Direktur Program dan Berita TVRI, Apni Jaya Putra menambahkan, Badanamu akan menemani anak-anak sepulan mereka dari sekolah. Program ini akan tayang di atas jam 14.00.
“TVRI juga bekerja sama dengan Museum Macan menggelar pameran seni \'Dunia dalam Berita\' mulai bulan April mendatang. Sepanjang satu bulan kita akan membuat berbagai macam acara dengan Museum Macan. Lalu, selama tiga tahun mendatang, TVRI akan menjadi stasiun penyiaran resmi Federasi Bulutangkis Dunia. Ini semua menandai perubahan konten TVRI di tahun-tahun ke depan,” kata Apni.
Persoalan SDM
Di tengah upaya melakukan reformasi internal, hingga kini TVRI masih terkendala dengan minimnya sumber daya manusia, terutama anak-anak muda. Fakta yang terjadi di TVRI saat ini adalah, dari sekitar 5.000 karyawan di seluruh Indonesia, 50 persen di antaranya berusia di atas 50 tahun.
“Ini adalah pekerjaan rumah besar TVRI. Kita tahu bersama bahwa industri kreatif adalah domain dari anak muda, tapi faktanya 50 persen karyawan TVRI berusia di atas 50 tahun,” tambah Helmy.

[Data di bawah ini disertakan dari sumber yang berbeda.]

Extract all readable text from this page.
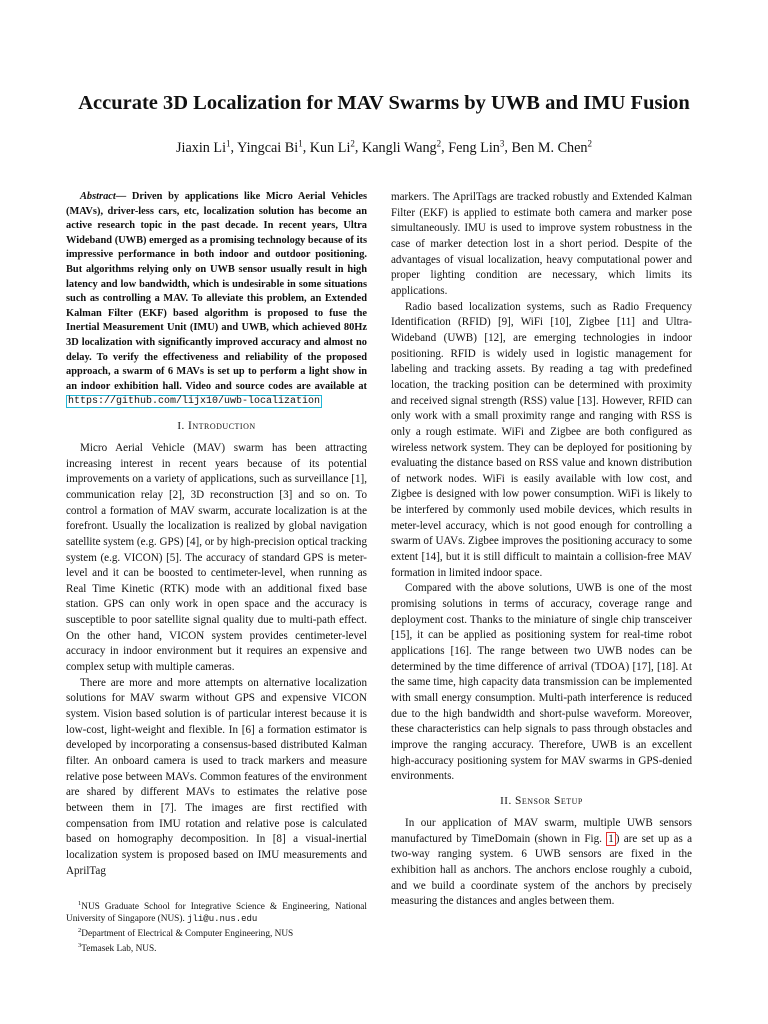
Accurate 3D Localization for MAV Swarms by UWB and IMU Fusion
Jiaxin Li$^1$, Yingcai Bi$^1$, Kun Li$^2$, Kangli Wang$^2$, Feng Lin$^3$, Ben M. Chen$^2$

Abstract— Driven by applications like Micro Aerial Vehicles (MAVs), driver-less cars, etc, localization solution has become an active research topic in the past decade. In recent years, Ultra Wideband (UWB) emerged as a promising technology because of its impressive performance in both indoor and outdoor positioning. But algorithms relying only on UWB sensor usually result in high latency and low bandwidth, which is undesirable in some situations such as controlling a MAV. To alleviate this problem, an Extended Kalman Filter (EKF) based algorithm is proposed to fuse the Inertial Measurement Unit (IMU) and UWB, which achieved 80Hz 3D localization with significantly improved accuracy and almost no delay. To verify the effectiveness and reliability of the proposed approach, a swarm of 6 MAVs is set up to perform a light show in an indoor exhibition hall. Video and source codes are available at https://github.com/lijx10/uwb-localization

I. Introduction

Micro Aerial Vehicle (MAV) swarm has been attracting increasing interest in recent years because of its potential improvements on a variety of applications, such as surveillance [1], communication relay [2], 3D reconstruction [3] and so on. To control a formation of MAV swarm, accurate localization is at the forefront. Usually the localization is realized by global navigation satellite system (e.g. GPS) [4], or by high-precision optical tracking system (e.g. VICON) [5]. The accuracy of standard GPS is meter-level and it can be boosted to centimeter-level, when running as Real Time Kinetic (RTK) mode with an additional fixed base station. GPS can only work in open space and the accuracy is susceptible to poor satellite signal quality due to multi-path effect. On the other hand, VICON system provides centimeter-level accuracy in indoor environment but it requires an expensive and complex setup with multiple cameras.

There are more and more attempts on alternative localization solutions for MAV swarm without GPS and expensive VICON system. Vision based solution is of particular interest because it is low-cost, light-weight and flexible. In [6] a formation estimator is developed by incorporating a consensus-based distributed Kalman filter. An onboard camera is used to track markers and measure relative pose between MAVs. Common features of the environment are shared by different MAVs to estimates the relative pose between them in [7]. The images are first rectified with compensation from IMU rotation and relative pose is calculated based on homography decomposition. In [8] a visual-inertial localization system is proposed based on IMU measurements and AprilTag

markers. The AprilTags are tracked robustly and Extended Kalman Filter (EKF) is applied to estimate both camera and marker pose simultaneously. IMU is used to improve system robustness in the case of marker detection lost in a short period. Despite of the advantages of visual localization, heavy computational power and proper lighting condition are necessary, which limits its applications.

Radio based localization systems, such as Radio Frequency Identification (RFID) [9], WiFi [10], Zigbee [11] and Ultra-Wideband (UWB) [12], are emerging technologies in indoor positioning. RFID is widely used in logistic management for labeling and tracking assets. By reading a tag with predefined location, the tracking position can be determined with proximity and received signal strength (RSS) value [13]. However, RFID can only work with a small proximity range and ranging with RSS is only a rough estimate. WiFi and Zigbee are both configured as wireless network system. They can be deployed for positioning by evaluating the distance based on RSS value and known distribution of network nodes. WiFi is easily available with low cost, and Zigbee is designed with low power consumption. WiFi is likely to be interfered by commonly used mobile devices, which results in meter-level accuracy, which is not good enough for controlling a swarm of UAVs. Zigbee improves the positioning accuracy to some extent [14], but it is still difficult to maintain a collision-free MAV formation in limited indoor space.

Compared with the above solutions, UWB is one of the most promising solutions in terms of accuracy, coverage range and deployment cost. Thanks to the miniature of single chip transceiver [15], it can be applied as positioning system for real-time robot applications [16]. The range between two UWB nodes can be determined by the time difference of arrival (TDOA) [17], [18]. At the same time, high capacity data transmission can be implemented with small energy consumption. Multi-path interference is reduced due to the high bandwidth and short-pulse waveform. Moreover, these characteristics can help signals to pass through obstacles and improve the ranging accuracy. Therefore, UWB is an excellent high-accuracy positioning system for MAV swarms in GPS-denied environments.

II. Sensor Setup

In our application of MAV swarm, multiple UWB sensors manufactured by TimeDomain (shown in Fig. 1 ) are set up as a two-way ranging system. 6 UWB sensors are fixed in the exhibition hall as anchors. The anchors enclose roughly a cuboid, and we build a coordinate system of the anchors by precisely measuring the distances and angles between them.

$^1$NUS Graduate School for Integrative Science & Engineering, National University of Singapore (NUS). jli@u.nus.edu

$^2$Department of Electrical & Computer Engineering, NUS

$^3$Temasek Lab, NUS.
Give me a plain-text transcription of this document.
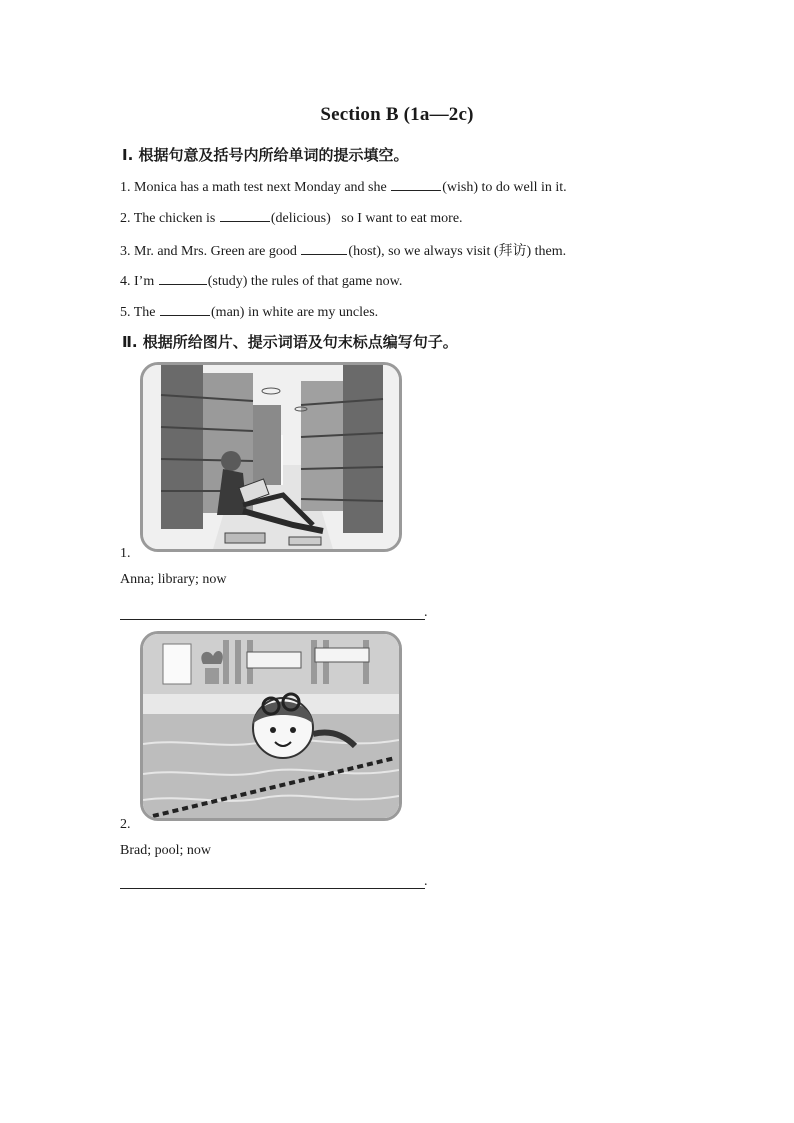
Section B (1a—2c)
Ⅰ. 根据句意及括号内所给单词的提示填空。
1. Monica has a math test next Monday and she	(wish) to do well in it.
2. The chicken is	(delicious)   so I want to eat more.
3. Mr. and Mrs. Green are good	(host), so we always visit (拜访) them.
4. I’m	(study) the rules of that game now.
5. The	(man) in white are my uncles.
Ⅱ. 根据所给图片、提示词语及句末标点编写句子。
1.
Anna; library; now
.
2.
Brad; pool; now
.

Industri kreatif adalah domain dari anak muda, tapi faktanya 50 persen karyawan TVRI berusia di atas 50 tahun.
Selama 16 tahun, TVRI dimoratorium tidak boleh menerima pegawai baru oleh pemerintah. Begitu moratorium dibuka tahun lalu, perekrutan baru mulai bisa dijalankan dengan penerimaan 50 pegawai negeri sipil (PNS) dan 150 pegawai bukan PNS. Penambahan 200 karyawan baru ini masih jauh dari kebutuhan, yaitu lebih dari 1000 karyawan.
Program Manajer Rumah Perubahan Lembaga Penyiaran Publik Darmanto mengatakan, sebagai LPP, TVRI dan RRI memiliki masalah yang serupa, yaitu tidak mempunyai kewenangan merekrut karyawan sendiri, khususnya PNS karena tidak memiliki Pejabat Pembina Kepegawaian (PPK).
“Jika pemerintah memiliki komitmen kuat pada LPP, persoalan tentang kualitas SDM LPP, baik TVRI maupun RRI, bisa diatasi dengan mengembalikan kembali fungsi Sekolah Tinggi Multi Media (MMTC) sebagai kawah Candradimuka bagi penggodokan karyawan TVRI dan RRI. Sekarang, Sekolah Tinggi MMTC justru menjadi sekolah tinggi seperti pada umumnya yang lulusan-lulusannya bekerja di televisi swasta,” ujarnya.
Sebelumnya, pengamat penyiaran sekaligus kandidat doktor Universitas Muenchen Jerman, Masduki, mengatakan bahwa RRI dan TVRI semestinya berdaulat kepada kepentingan publik, bukan pemerintah. ”Pegawai RRI dan TVRI didominasi PNS (pegawai negeri sipil) dan PBPNS (pegawai bukan pegawai negeri sipil), bukan karyawan profesional otonom. Inilah yang membuat transisi RRI dan TVRI menjadi LPP berlangsung kurang cepat,” katanya.
Permasalahan lain adalah sumber keuangan kedua lembaga itu masih bertumpu pada APBN, bukan iuran publik. Peluang crowdfunding atau penggalangan dana publik semestinya muncul karena ini menjadi karakter dari LPP,” kata Masduki.